Als je de waarde '0' instelt, wordt het accountwachtwoord niet meer automatisch gewijzigd: dsconfigad -passinterval 0
Opmerking: Het wachtwoord van het computerobject wordt als wachtwoordwaarde in de systeemsleutelhanger bewaard. Om het wachtwoord op te vragen, open je Sleutelhangertoegang en selecteer je achtereenvolgens de systeemsleutelhanger en de categorie 'Wachtwoorden'. Zoek de vermelding die lijkt op /Active Directory/DOMEIN, waarbij DOMEIN de NetBIOS-naam van het Active Directory-domein is. Klik dubbel op deze vermelding en schakel het aankruisvak 'Toon wachtwoord' in. Voer zo nodig de authenticatiegegevens van een lokale beheerder in.

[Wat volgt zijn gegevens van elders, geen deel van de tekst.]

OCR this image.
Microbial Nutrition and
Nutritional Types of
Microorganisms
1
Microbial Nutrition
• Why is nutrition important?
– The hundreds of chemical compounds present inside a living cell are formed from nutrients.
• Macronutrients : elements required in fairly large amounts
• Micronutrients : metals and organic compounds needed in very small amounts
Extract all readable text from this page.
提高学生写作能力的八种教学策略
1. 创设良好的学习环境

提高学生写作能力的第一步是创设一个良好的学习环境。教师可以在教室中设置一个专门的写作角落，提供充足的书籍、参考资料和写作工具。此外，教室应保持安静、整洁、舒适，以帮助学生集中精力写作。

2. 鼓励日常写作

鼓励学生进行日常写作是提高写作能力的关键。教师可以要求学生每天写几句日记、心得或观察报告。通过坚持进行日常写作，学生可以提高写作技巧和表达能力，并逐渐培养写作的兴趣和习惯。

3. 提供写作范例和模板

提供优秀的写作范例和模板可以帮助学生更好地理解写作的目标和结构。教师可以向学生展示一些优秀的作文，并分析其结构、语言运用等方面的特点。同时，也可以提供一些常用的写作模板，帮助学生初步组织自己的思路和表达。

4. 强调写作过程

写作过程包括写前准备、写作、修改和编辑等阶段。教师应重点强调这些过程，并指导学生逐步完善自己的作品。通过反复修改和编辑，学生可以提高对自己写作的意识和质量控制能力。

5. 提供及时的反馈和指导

Ondersteuning voor naamruimten
macOS ondersteunt de authenticatie van meerdere gebruikers met dezelfde korte naam (of inlognaam) die lid zijn van verschillende domeinen binnen het Active Directory-forest. Wanneer je de ondersteuning voor naamruimten inschakelt via de directorypayload of de commandoregeltool dsconfigad
, kan een gebruiker in een domein dezelfde korte naam gebruiken als een gebruiker in een ander domein. Beide gebruikers moeten inloggen met de naam van hun domein gevolgd door hun korte naam (DOMEIN\korte naam), net als bij het inloggen op een Windows-pc. Om deze ondersteuning in te schakelen, gebruik je het volgende commando:
dsconfigad -namespace <forest>
Ondertekening en encryptie van pakketten
De Open Directory-client kan de LDAP-verbindingen ondertekenen en versleutelen waarmee met Active Directory wordt gecommuniceerd. Dankzij de ondersteuning voor ondertekende SMB's in macOS is het niet nodig om het beveiligingsbeleid van de site te downgraden om Macs te kunnen gebruiken. De ondertekende en versleutelde LDAP-verbindingen maken ook het gebruik van LDAP via SSL overbodig. Als het gebruik van SSL-verbindingen noodzakelijk is, gebruik je het volgende commando om Open Directory te configureren voor het gebruik van SSL:
dsconfigad -packetencrypt ssl
Houd er rekening mee dat SSL-encryptie alleen werkt als op de domeincontrollers vertrouwde certificaten worden gebruikt. Als de domeincontrollercertificaten niet worden uitgegeven door vertrouwde macOS-systeemroots, installeer je de certificaatketen in de systeemsleutelhanger en zorg je ervoor dat deze wordt vertrouwd. Certificaatautoriteiten die standaard worden vertrouwd in macOS worden bewaard in de sleutelhanger 'Systeemroots'. Om certificaten te installeren en te vertrouwen, voer je een van de volgende stappen uit:
Importeer de rootcertificaten en andere noodzakelijke certificaten via de certificatenpayload in een configuratieprofiel
Gebruik Sleutelhangertoegang in /Apps/Hulpprogramma's/
Gebruik het commando 'security' met de volgende parameters:
/usr/bin/security add-trusted-cert -d -p basic -k <pad/naar/certificaatbestand>
Dynamic DNS beperken
In macOS wordt standaard geprobeerd de A-record (Address) in DNS bij te werken voor alle interfaces. Als er meerdere interfaces zijn geconfigureerd, kan dit meerdere records in DNS opleveren. Om dit te voorkomen, kun je aangeven welke interface moet worden gebruikt bij het bijwerken van DDNS (Dynamic Domain Name System). Hiervoor gebruik je de directorypayload of de commandoregeltool dsconfigad
. Geef de BSD-naam op van de interface waaraan DDNS-updates moeten worden gekoppeld. De BSD-naam is de naam in het veld. Deze kun je opvragen met het volgende commando:
networksetup -listallhardwareports
Wanneer je dsconfigad
in een script gebruikt, moet je het wachtwoord in normale tekst opnemen waarmee de domeinkoppeling tot stand wordt gebracht. Meestal wordt een Active Directory-gebruiker zonder andere beheerdersbevoegdheden gebruikt om Macs aan het domein te koppelen. Deze combinatie van gebruikersnaam en wachtwoord wordt in het script bewaard. Het is gebruikelijk dat het script automatisch veilig wordt gewist nadat de koppeling tot stand is gebracht, zodat deze informatie niet meer op het opslagapparaat aanwezig is.